Pre-allocating WAL files

From: Andres Freund <andres(at)anarazel(dot)de>
To: pgsql-hackers(at)postgresql(dot)org
Subject: Pre-allocating WAL files
Date: 2020-12-25 20:09:53
Message-ID: 20201225200953.jjkrytlrzojbndh5@alap3.anarazel.de
Views: Raw Message | Whole Thread | Download mbox | Resend email
Thread:
Lists: pgsql-hackers

Hi,

When running write heavy transactional workloads I've many times
observed that one needs to run the benchmarks for quite a while till
they get to their steady state performance. The most significant reason
for that is that initially WAL files will not get recycled, but need to
be freshly initialized. That's 16MB of writes that need to synchronously
finish before a small write transaction can even start to be written
out...

I think there's two useful things we could do:

1) Add pg_wal_preallocate(uint64 bytes) that ensures (bytes +
segment_size - 1) / segment_size WAL segments exist from the current
point in the WAL. Perhaps with the number of bytes defaulting to
min_wal_size if not explicitly specified?
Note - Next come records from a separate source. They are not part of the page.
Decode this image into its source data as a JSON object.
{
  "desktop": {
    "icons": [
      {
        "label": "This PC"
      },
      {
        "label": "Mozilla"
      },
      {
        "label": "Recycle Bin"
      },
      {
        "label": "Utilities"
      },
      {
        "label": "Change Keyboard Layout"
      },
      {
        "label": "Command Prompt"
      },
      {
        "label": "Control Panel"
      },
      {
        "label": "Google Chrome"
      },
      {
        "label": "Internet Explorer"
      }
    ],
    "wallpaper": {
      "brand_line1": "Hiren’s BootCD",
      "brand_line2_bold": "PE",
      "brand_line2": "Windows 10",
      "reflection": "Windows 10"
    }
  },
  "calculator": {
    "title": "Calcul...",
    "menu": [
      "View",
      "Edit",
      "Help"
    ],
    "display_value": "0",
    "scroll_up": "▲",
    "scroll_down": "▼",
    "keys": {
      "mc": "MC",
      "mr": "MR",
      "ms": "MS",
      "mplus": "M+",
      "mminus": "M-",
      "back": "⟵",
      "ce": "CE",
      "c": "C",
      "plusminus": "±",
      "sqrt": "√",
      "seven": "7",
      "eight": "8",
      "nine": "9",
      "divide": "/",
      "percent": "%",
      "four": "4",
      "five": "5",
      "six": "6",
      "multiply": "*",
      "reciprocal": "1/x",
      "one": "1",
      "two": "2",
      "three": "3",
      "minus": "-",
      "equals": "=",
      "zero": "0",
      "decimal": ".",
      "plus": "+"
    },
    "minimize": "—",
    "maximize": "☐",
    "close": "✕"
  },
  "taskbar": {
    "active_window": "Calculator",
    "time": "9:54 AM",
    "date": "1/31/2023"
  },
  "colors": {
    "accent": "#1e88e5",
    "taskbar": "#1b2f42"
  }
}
2) Have checkpointer (we want walwriter to run with low latency to flush
out async commits etc) occasionally check if WAL files need to be
pre-allocated.

Checkpointer already tracks the amount of WAL that's expected to be
generated till the end of the checkpoint, so it seems like it's a
pretty good candidate to do so.

To keep checkpointer pre-allocating when idle we could signal it
whenever a record has crossed a segment boundary.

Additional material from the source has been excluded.